Tuesday, June 30, 2009

The Specter Of Deflation

For quite some time now I've been saying that the short term problem stemming from the financial crisis and the real estate collapse is deflation and not inflation. Massive amounts of wealth disappearing from stock markets and home prices is a massive deflationary pressure. Here in America, Helicopter Ben is printing money and selling US Treasury debt by the boatload, increasing the money supply and combating the trillions lost in deflationary wealth loss.

In Europe however, the problem is the opposite.

Prices in the 16-nation zone fell 0.1% in the past year, Eurostat said. The inflation rate had been 0% in May.

Inflation in the eurozone has been dragged down by lower energy and food prices, and by falling demand for goods from companies and households.

The European Central Bank's target rate for inflation is just below 2%.

Some analysts fear that this is the start of a period of deflation for the eurozone.

Deflation is considered damaging to an economy as consumers tend to delay making purchases until prices fall further. Without consumer spending to stimulate growth, economic output falls.
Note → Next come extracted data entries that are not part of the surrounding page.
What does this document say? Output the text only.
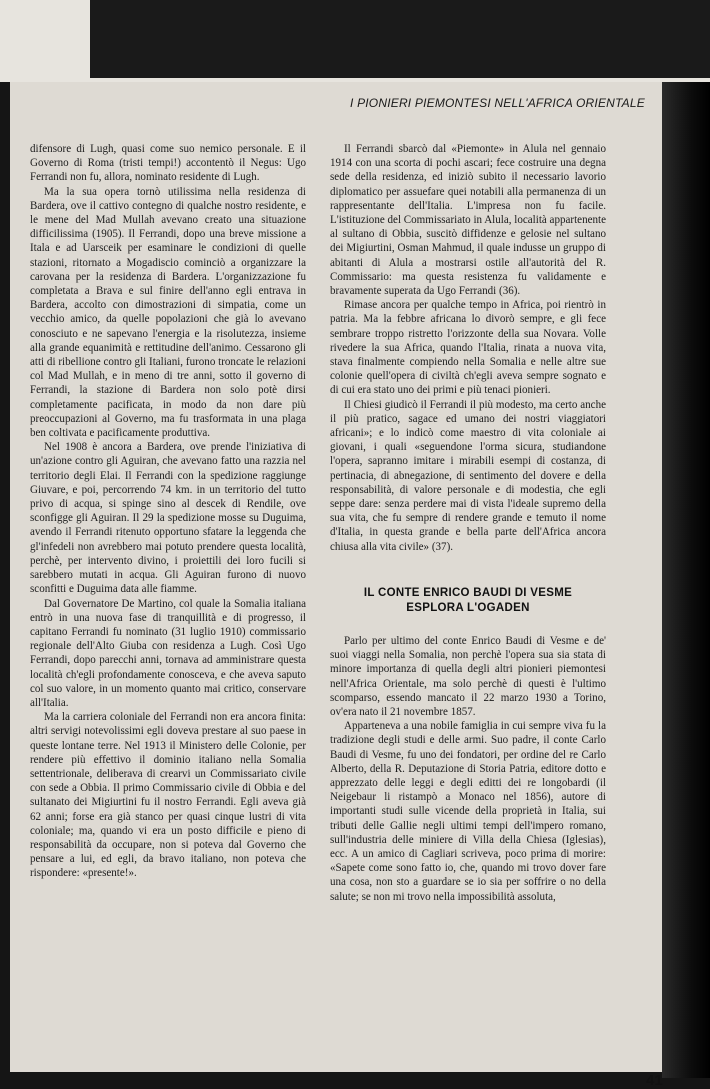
I PIONIERI PIEMONTESI NELL'AFRICA ORIENTALE

difensore di Lugh, quasi come suo nemico personale. E il Governo di Roma (tristi tempi!) accontentò il Negus: Ugo Ferrandi non fu, allora, nominato residente di Lugh.

Ma la sua opera tornò utilissima nella residenza di Bardera, ove il cattivo contegno di qualche nostro residente, e le mene del Mad Mullah avevano creato una situazione difficilissima (1905). Il Ferrandi, dopo una breve missione a Itala e ad Uarsceik per esaminare le condizioni di quelle stazioni, ritornato a Mogadiscio cominciò a organizzare la carovana per la residenza di Bardera. L'organizzazione fu completata a Brava e sul finire dell'anno egli entrava in Bardera, accolto con dimostrazioni di simpatia, come un vecchio amico, da quelle popolazioni che già lo avevano conosciuto e ne sapevano l'energia e la risolutezza, insieme alla grande equanimità e rettitudine dell'animo. Cessarono gli atti di ribellione contro gli Italiani, furono troncate le relazioni col Mad Mullah, e in meno di tre anni, sotto il governo di Ferrandi, la stazione di Bardera non solo potè dirsi completamente pacificata, in modo da non dare più preoccupazioni al Governo, ma fu trasformata in una plaga ben coltivata e pacificamente produttiva.

Nel 1908 è ancora a Bardera, ove prende l'iniziativa di un'azione contro gli Aguiran, che avevano fatto una razzia nel territorio degli Elai. Il Ferrandi con la spedizione raggiunge Giuvare, e poi, percorrendo 74 km. in un territorio del tutto privo di acqua, si spinge sino al descek di Rendile, ove sconfigge gli Aguiran. Il 29 la spedizione mosse su Duguima, avendo il Ferrandi ritenuto opportuno sfatare la leggenda che gl'infedeli non avrebbero mai potuto prendere questa località, perchè, per intervento divino, i proiettili dei loro fucili si sarebbero mutati in acqua. Gli Aguiran furono di nuovo sconfitti e Duguima data alle fiamme.

Dal Governatore De Martino, col quale la Somalia italiana entrò in una nuova fase di tranquillità e di progresso, il capitano Ferrandi fu nominato (31 luglio 1910) commissario regionale dell'Alto Giuba con residenza a Lugh. Così Ugo Ferrandi, dopo parecchi anni, tornava ad amministrare questa località ch'egli profondamente conosceva, e che aveva saputo col suo valore, in un momento quanto mai critico, conservare all'Italia.

Ma la carriera coloniale del Ferrandi non era ancora finita: altri servigi notevolissimi egli doveva prestare al suo paese in queste lontane terre. Nel 1913 il Ministero delle Colonie, per rendere più effettivo il dominio italiano nella Somalia settentrionale, deliberava di crearvi un Commissariato civile con sede a Obbia. Il primo Commissario civile di Obbia e del sultanato dei Migiurtini fu il nostro Ferrandi. Egli aveva già 62 anni; forse era già stanco per quasi cinque lustri di vita coloniale; ma, quando vi era un posto difficile e pieno di responsabilità da occupare, non si poteva dal Governo che pensare a lui, ed egli, da bravo italiano, non poteva che rispondere: «presente!».

Il Ferrandi sbarcò dal «Piemonte» in Alula nel gennaio 1914 con una scorta di pochi ascari; fece costruire una degna sede della residenza, ed iniziò subito il necessario lavorio diplomatico per assuefare quei notabili alla permanenza di un rappresentante dell'Italia. L'impresa non fu facile. L'istituzione del Commissariato in Alula, località appartenente al sultano di Obbia, suscitò diffidenze e gelosie nel sultano dei Migiurtini, Osman Mahmud, il quale indusse un gruppo di abitanti di Alula a mostrarsi ostile all'autorità del R. Commissario: ma questa resistenza fu validamente e bravamente superata da Ugo Ferrandi (36).

Rimase ancora per qualche tempo in Africa, poi rientrò in patria. Ma la febbre africana lo divorò sempre, e gli fece sembrare troppo ristretto l'orizzonte della sua Novara. Volle rivedere la sua Africa, quando l'Italia, rinata a nuova vita, stava finalmente compiendo nella Somalia e nelle altre sue colonie quell'opera di civiltà ch'egli aveva sempre sognato e di cui era stato uno dei primi e più tenaci pionieri.

Il Chiesi giudicò il Ferrandi il più modesto, ma certo anche il più pratico, sagace ed umano dei nostri viaggiatori africani»; e lo indicò come maestro di vita coloniale ai giovani, i quali «seguendone l'orma sicura, studiandone l'opera, sapranno imitare i mirabili esempi di costanza, di pertinacia, di abnegazione, di sentimento del dovere e della responsabilità, di valore personale e di modestia, che egli seppe dare: senza perdere mai di vista l'ideale supremo della sua vita, che fu sempre di rendere grande e temuto il nome d'Italia, in questa grande e bella parte dell'Africa ancora chiusa alla vita civile» (37).

IL CONTE ENRICO BAUDI DI VESME
ESPLORA L'OGADEN

Parlo per ultimo del conte Enrico Baudi di Vesme e de' suoi viaggi nella Somalia, non perchè l'opera sua sia stata di minore importanza di quella degli altri pionieri piemontesi nell'Africa Orientale, ma solo perchè di questi è l'ultimo scomparso, essendo mancato il 22 marzo 1930 a Torino, ov'era nato il 21 novembre 1857.

Apparteneva a una nobile famiglia in cui sempre viva fu la tradizione degli studi e delle armi. Suo padre, il conte Carlo Baudi di Vesme, fu uno dei fondatori, per ordine del re Carlo Alberto, della R. Deputazione di Storia Patria, editore dotto e apprezzato delle leggi e degli editti dei re longobardi (il Neigebaur li ristampò a Monaco nel 1856), autore di importanti studi sulle vicende della proprietà in Italia, sui tributi delle Gallie negli ultimi tempi dell'impero romano, sull'industria delle miniere di Villa della Chiesa (Iglesias), ecc. A un amico di Cagliari scriveva, poco prima di morire: «Sapete come sono fatto io, che, quando mi trovo dover fare una cosa, non sto a guardare se io sia per soffrire o no della salute; se non mi trovo nella impossibilità assoluta,

41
"There are plenty of reasons to believe that the annual decline of 0.1% in June is just the beginning of a downward trend," said Daniele Antonucci from Capital Economics.

"At this stage, we expect negative inflation rates for the next six months or so. With factory gate prices falling, wage growth likely to slow sharply and a big amount of spare capacity in the economy, core inflation will decelerate considerably."

This is terrible news, really. Deflation is far worse for an economy than inflation, and people tend to foget that strictly from a GDP standpoint, the Eurozone economy is the world's largest, bigger than even the United States.

That means the shape of the global economy will not be dictated by the pace of America's recovery, but by the pace of the Eurozone's recovery. And right now, it's looking like the Eurozone is headed straight down the tubes into multiple quarters of deflation. This will only serve to delay any real recovery in the global economy. The worst part is the European Central Bank's head, Jean-Claude Trichet, refuses to take any steps to fight deflation because he's too worried about inflation.

In other words, any improvement in the U.S. economy will be more than offset by the Eurozone's deflationary spiral.